Monday, January 26, 2009

Let the ideas come

I think there is a synergy going on among journalists across the country. No sooner had I thought about iTunes type downloads. Then it occurs to me that the Net could be a base for tapping the slice of society, and it is a big slice, that still loves newsPAPERS.

Friday, January 9, 2009

Try this out

Go to Yahoo! and enter the name of a city -- any city -- into the search box without hitting return. Picking at random I entered Alamogordo. The first suggestion offered by "search assist" is Alamogordo Daily News. That suggestion is followed by nm, new mexico, county and high school. I tried this pulling various and sundry city names out of my head. Invariably, the newspaper was in the top 5. Actually, the only city that didn't suggest a newspaper is Brunswick.
Paul Gillin tells of a Boston Globe online group meeting in which it was asked:
Is brand important? Maybe The New York Times brand is, but does the Boston Globe’s brand strike enough of a chord in people’s minds to distinguish its value? Brand may be the only thing newspapers have left in the long run, so that’s a critical question.

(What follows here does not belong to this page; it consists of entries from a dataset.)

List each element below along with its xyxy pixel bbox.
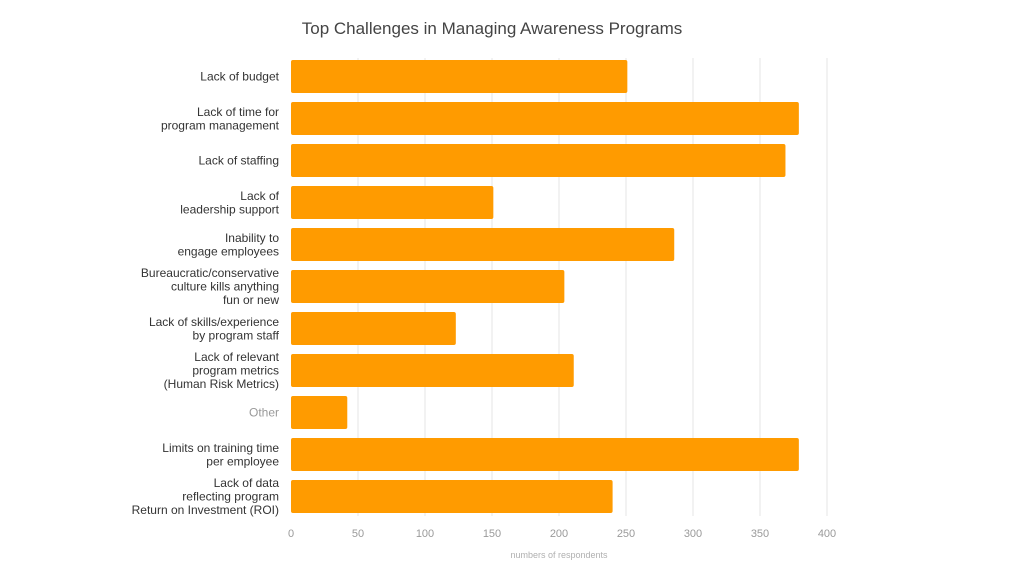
- x-tick-label: 150: [483, 528, 501, 540]
- category-label: Other: [249, 406, 279, 420]
- x-tick-label: 100: [416, 528, 434, 540]
- x-tick-label: 50: [352, 528, 364, 540]
- category-label: Lack of staffing: [199, 154, 280, 168]
- category-label: Lack of budget: [200, 70, 279, 84]
- x-axis-ticks: 0 50 100 150 200 250 300 350 400: [288, 528, 836, 540]
- bar: [291, 186, 494, 219]
- x-tick-label: 300: [684, 528, 702, 540]
- bar: [291, 396, 348, 429]
- x-tick-label: 200: [550, 528, 568, 540]
- category-label: Lack of time for program management: [161, 105, 280, 133]
- chart-title: Top Challenges in Managing Awareness Pro…: [302, 19, 683, 38]
- bar: [291, 480, 613, 513]
- x-tick-label: 250: [617, 528, 635, 540]
- bar: [291, 354, 574, 387]
- bar: [291, 60, 628, 93]
- category-label: Lack of data reflecting program Return on …: [132, 476, 280, 517]
- category-label: Limits on training time per employee: [162, 441, 279, 469]
- category-labels: Lack of budget Lack of time for program ma…: [132, 70, 280, 518]
- bar: [291, 438, 799, 471]
- bars: [291, 60, 799, 513]
- bar: [291, 228, 675, 261]
- category-label: Bureaucratic/conservative culture kills a…: [141, 266, 279, 307]
- x-axis-label: numbers of respondents: [510, 550, 608, 560]
- category-label: Lack of relevant program metrics (Human Ri…: [164, 350, 280, 391]
- bar: [291, 312, 456, 345]
- category-label: Inability to engage employees: [178, 231, 280, 259]
- category-label: Lack of leadership support: [180, 189, 279, 217]
- bar: [291, 144, 786, 177]
- category-label: Lack of skills/experience by program staf…: [149, 315, 280, 343]
- x-tick-label: 350: [751, 528, 769, 540]
- bar: [291, 102, 799, 135]
- x-tick-label: 0: [288, 528, 294, 540]
- x-tick-label: 400: [818, 528, 836, 540]
- bar: [291, 270, 565, 303]
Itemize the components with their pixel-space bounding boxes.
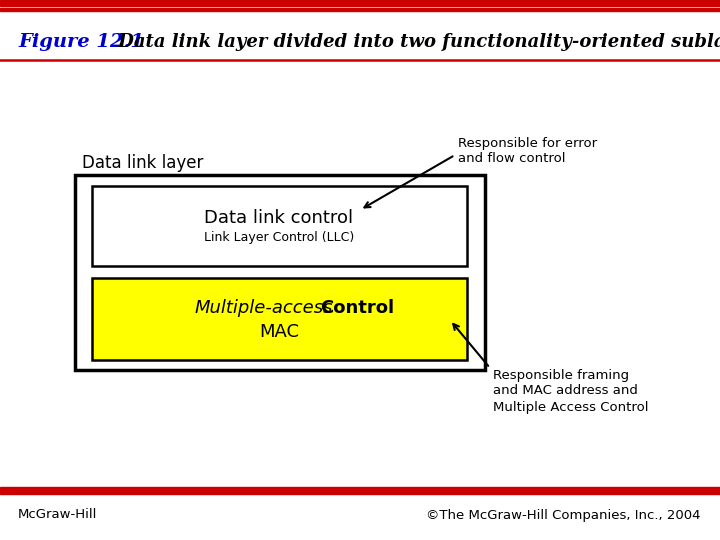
Text: Link Layer Control (LLC): Link Layer Control (LLC) <box>204 231 354 244</box>
Text: Responsible framing: Responsible framing <box>493 368 629 381</box>
Text: Data link control: Data link control <box>204 209 354 227</box>
Bar <box>0 487 720 494</box>
Text: Figure 12.1: Figure 12.1 <box>18 33 144 51</box>
Text: and MAC address and: and MAC address and <box>493 384 638 397</box>
Bar <box>0 8 720 11</box>
Text: Data link layer: Data link layer <box>82 154 203 172</box>
Text: Responsible for error: Responsible for error <box>458 137 597 150</box>
Bar <box>92 186 467 266</box>
Text: MAC: MAC <box>259 323 299 341</box>
Bar <box>0 0 720 6</box>
Text: Multiple-access: Multiple-access <box>195 299 333 317</box>
Text: Multiple Access Control: Multiple Access Control <box>493 401 649 414</box>
Text: and flow control: and flow control <box>458 152 565 165</box>
Text: Control: Control <box>320 299 394 317</box>
Bar <box>92 278 467 360</box>
Text: Data link layer divided into two functionality-oriented sublayers: Data link layer divided into two functio… <box>112 33 720 51</box>
Text: ©The McGraw-Hill Companies, Inc., 2004: ©The McGraw-Hill Companies, Inc., 2004 <box>426 509 700 522</box>
Bar <box>75 175 485 370</box>
Text: McGraw-Hill: McGraw-Hill <box>18 509 97 522</box>
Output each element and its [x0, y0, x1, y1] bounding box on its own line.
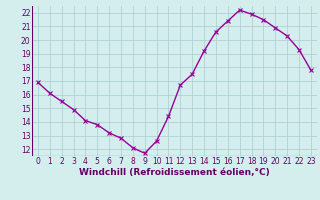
X-axis label: Windchill (Refroidissement éolien,°C): Windchill (Refroidissement éolien,°C) [79, 168, 270, 177]
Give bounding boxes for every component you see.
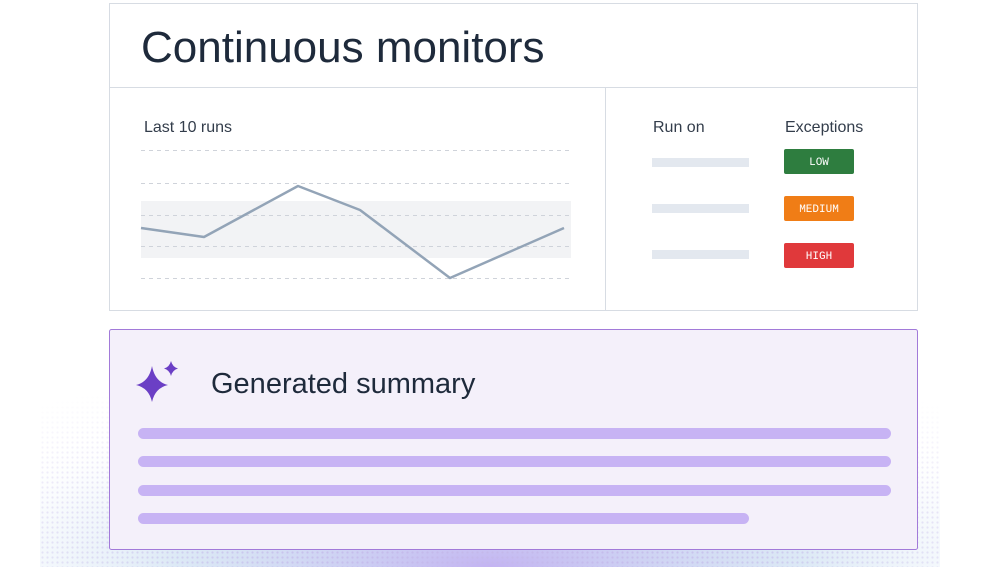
badge: [784, 149, 854, 174]
trend-line: [140, 184, 565, 280]
placeholder-bar: [652, 250, 749, 259]
chart-label: Last 10 runs: [144, 119, 232, 136]
badge-label: LOW: [809, 157, 829, 169]
column-header: Exceptions: [785, 119, 863, 136]
placeholder-bar: [652, 158, 749, 167]
sparkle-icon: [164, 361, 178, 376]
placeholder-bar: [652, 204, 749, 213]
badge: [784, 196, 854, 221]
badge-label: HIGH: [806, 251, 832, 263]
badge-label: MEDIUM: [799, 204, 839, 216]
summary-title: Generated summary: [211, 368, 476, 400]
badge: [784, 243, 854, 268]
card-title: Continuous monitors: [141, 23, 545, 72]
column-header: Run on: [653, 119, 705, 136]
monitors-card: [109, 3, 918, 311]
chart-band: [141, 201, 571, 258]
summary-lines: [138, 428, 891, 524]
sparkle-icon: [136, 366, 168, 402]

This little experiment, if it is, like the Yahoo site claims, based on actual searches, tells me people are looking for newspapers when searching a city.

Wednesday, January 7, 2009

Self-aggrandizement

One can never be 100 percent sure, but I believe I may have merited a mention in Jeff Jarvis' BuzzMachine. Note the comment that
I am accused by some of dancing on the graves of journalists’ jobs, of being happy that papers are dying.
That accusation may have been leveled elsewhere, which would underscore may impression of Jarvis. He, of course, denies the fact. But what he does admit is blaming journalists alongside business managers for the newspaper depression.
If I have an emotion associated with newspapers’ fall - and I’m not sure I do - it’s anger and disappointment at what Shafer describes as papers’ failure to think past a world seen in their own image, to bring news into the future and give it adequate stewardship.

Mr. Jarvis writes as if resistance to turning a newspaper into just another silly blog is ego. It's not ego, it's principle. It's what we were taught for decades in journalism schools. Those principles may no longer be profitable, but they are no less valuable. By his own standard, why is he using the term "adequate stewardship?" The Net, by it's nature, has no individual, only a collective stewardship. And the blogosphere, for all its popularity, is neither a place where much real journalism nor much profit goes on. Lots of news Web sites are popular, but not many of them, not even, as far as I can tell, HuffingtonPost, make money.